Die Rechtsbeschwerde gegen die Verwerfungsentscheidung war nicht zuzulassen; Gründe hierfür (§ 574 Abs. 3 Satz 1, Abs. 2 ZPO) liegen ersichtlich nicht vor.


II.

Der Festsetzung des Berufungsstreitwerts folgt aus §§ 3 ZPO, 47, 63 GKG.

Für den Zahlungsantrag war die Festsetzung mit dem (für die Jahre 1993 bis 2003) zum Ersatz begehrten Verdienstausfall in Höhe von 46.426,80 € zwangsläufig vorgegeben.

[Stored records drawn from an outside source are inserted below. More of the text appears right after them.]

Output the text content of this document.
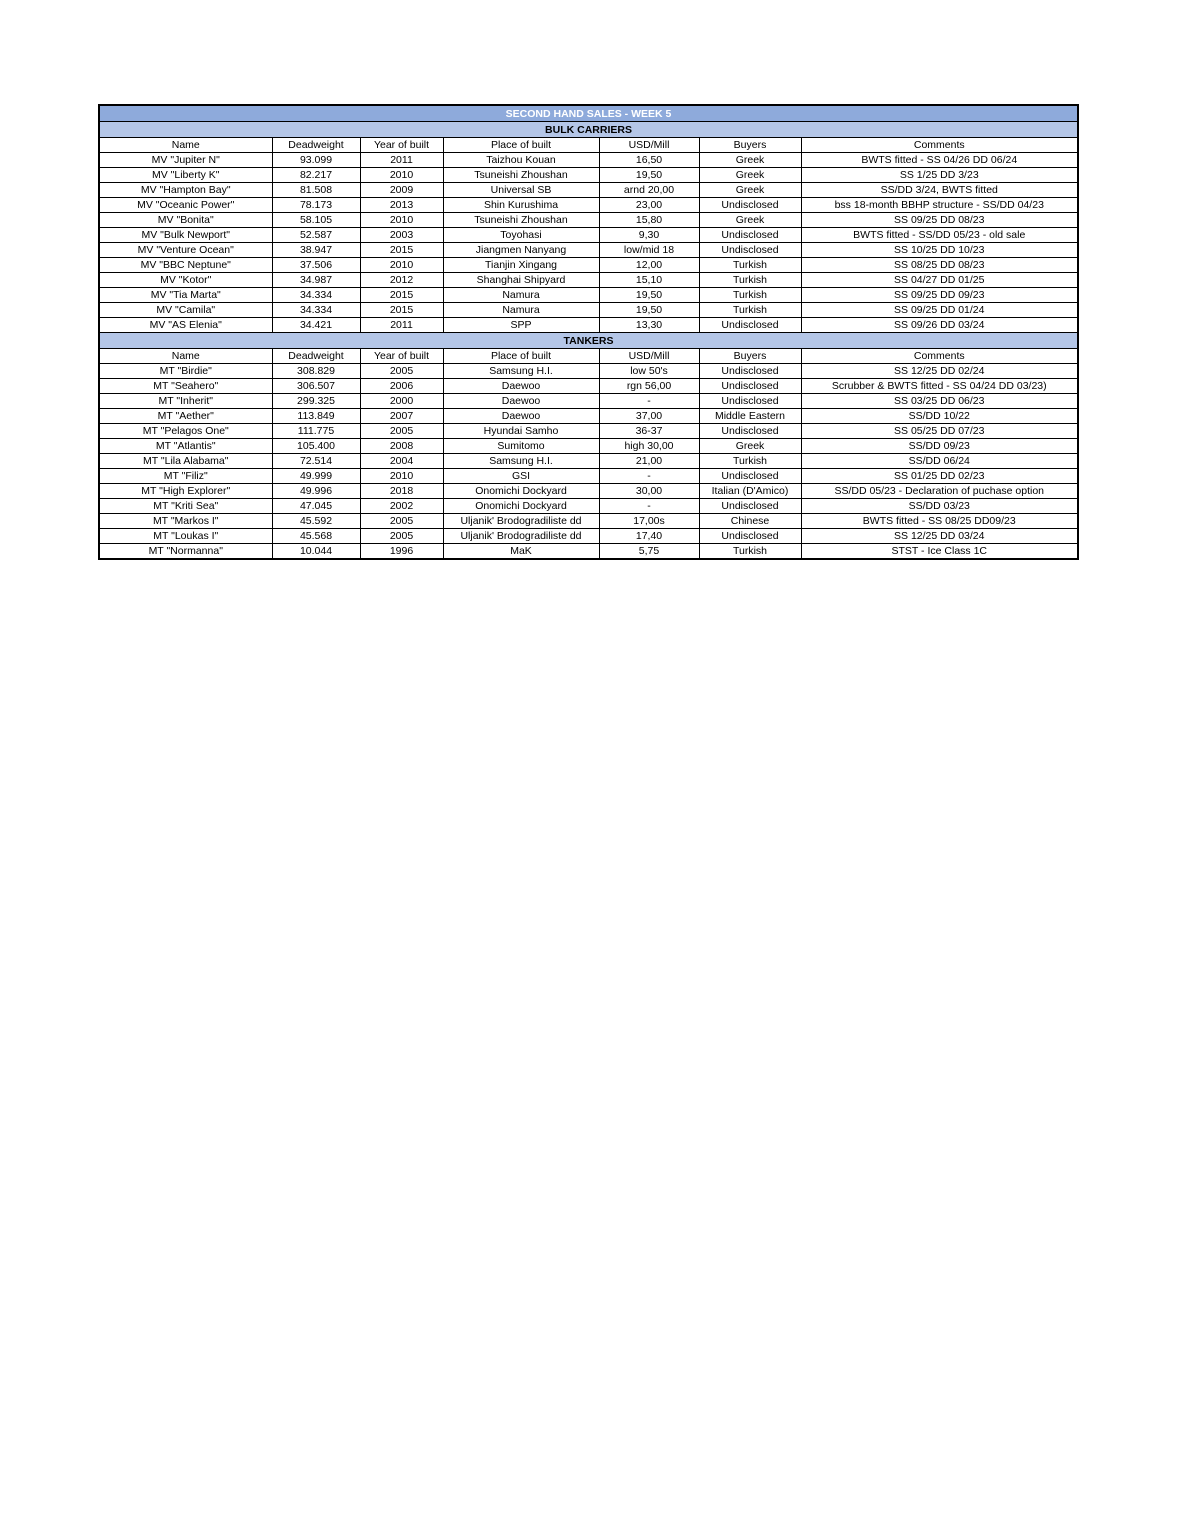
SECOND HAND SALES - WEEK 5						
BULK CARRIERS						
Name	Deadweight	Year of built	Place of built	USD/Mill	Buyers	Comments
MV "Jupiter N"	93.099	2011	Taizhou Kouan	16,50	Greek	BWTS fitted - SS 04/26 DD 06/24
MV "Liberty K"	82.217	2010	Tsuneishi Zhoushan	19,50	Greek	SS 1/25 DD 3/23
MV "Hampton Bay"	81.508	2009	Universal SB	arnd 20,00	Greek	SS/DD 3/24, BWTS fitted
MV "Oceanic Power"	78.173	2013	Shin Kurushima	23,00	Undisclosed	bss 18-month BBHP structure - SS/DD 04/23
MV "Bonita"	58.105	2010	Tsuneishi Zhoushan	15,80	Greek	SS 09/25 DD 08/23
MV "Bulk Newport"	52.587	2003	Toyohasi	9,30	Undisclosed	BWTS fitted - SS/DD 05/23 - old sale
MV "Venture Ocean"	38.947	2015	Jiangmen Nanyang	low/mid 18	Undisclosed	SS 10/25 DD 10/23
MV "BBC Neptune"	37.506	2010	Tianjin Xingang	12,00	Turkish	SS 08/25 DD 08/23
MV "Kotor"	34.987	2012	Shanghai Shipyard	15,10	Turkish	SS 04/27 DD 01/25
MV "Tia Marta"	34.334	2015	Namura	19,50	Turkish	SS 09/25 DD 09/23
MV "Camila"	34.334	2015	Namura	19,50	Turkish	SS 09/25 DD 01/24
MV "AS Elenia"	34.421	2011	SPP	13,30	Undisclosed	SS 09/26 DD 03/24
TANKERS						
Name	Deadweight	Year of built	Place of built	USD/Mill	Buyers	Comments
MT "Birdie"	308.829	2005	Samsung H.I.	low 50's	Undisclosed	SS 12/25 DD 02/24
MT "Seahero"	306.507	2006	Daewoo	rgn 56,00	Undisclosed	Scrubber & BWTS fitted - SS 04/24 DD 03/23)
MT "Inherit"	299.325	2000	Daewoo	-	Undisclosed	SS 03/25 DD 06/23
MT "Aether"	113.849	2007	Daewoo	37,00	Middle Eastern	SS/DD 10/22
MT "Pelagos One"	111.775	2005	Hyundai Samho	36-37	Undisclosed	SS 05/25 DD 07/23
MT "Atlantis"	105.400	2008	Sumitomo	high 30,00	Greek	SS/DD 09/23
MT "Lila Alabama"	72.514	2004	Samsung H.I.	21,00	Turkish	SS/DD 06/24
MT "Filiz"	49.999	2010	GSI	-	Undisclosed	SS 01/25 DD 02/23
MT "High Explorer"	49.996	2018	Onomichi Dockyard	30,00	Italian (D'Amico)	SS/DD 05/23 - Declaration of puchase option
MT "Kriti Sea"	47.045	2002	Onomichi Dockyard	-	Undisclosed	SS/DD 03/23
MT "Markos I"	45.592	2005	Uljanik' Brodogradiliste dd	17,00s	Chinese	BWTS fitted - SS 08/25 DD09/23
MT "Loukas I"	45.568	2005	Uljanik' Brodogradiliste dd	17,40	Undisclosed	SS 12/25 DD 03/24
MT "Normanna"	10.044	1996	MaK	5,75	Turkish	STST - Ice Class 1C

Den Gegenstandswert des Feststellungsantrags hat der Senat auf (rund) die Hälfte des (bezifferten) Leistungsantrags festgesetzt. Dabei hat er sich im Wesentlichen davon leiten lassen, dass die (als behandlungsfehlerbedingt streitigen) Gesundheitsbeschwerden des 2010 verstorbenen S. D. von schwerwiegender Natur waren und (allein) ein Verdienstausfall noch für immerhin sieben Jahre im Raum gestanden hätte. Dass sich der Feststellungsantrag in seiner Zulässigkeit nach dem Tod des S. D. für die das Berufungsverfahren aufnehmenden Eltern als problematisch dargestellt hat, spielt für die Streitwertfestsetzung keine Rolle.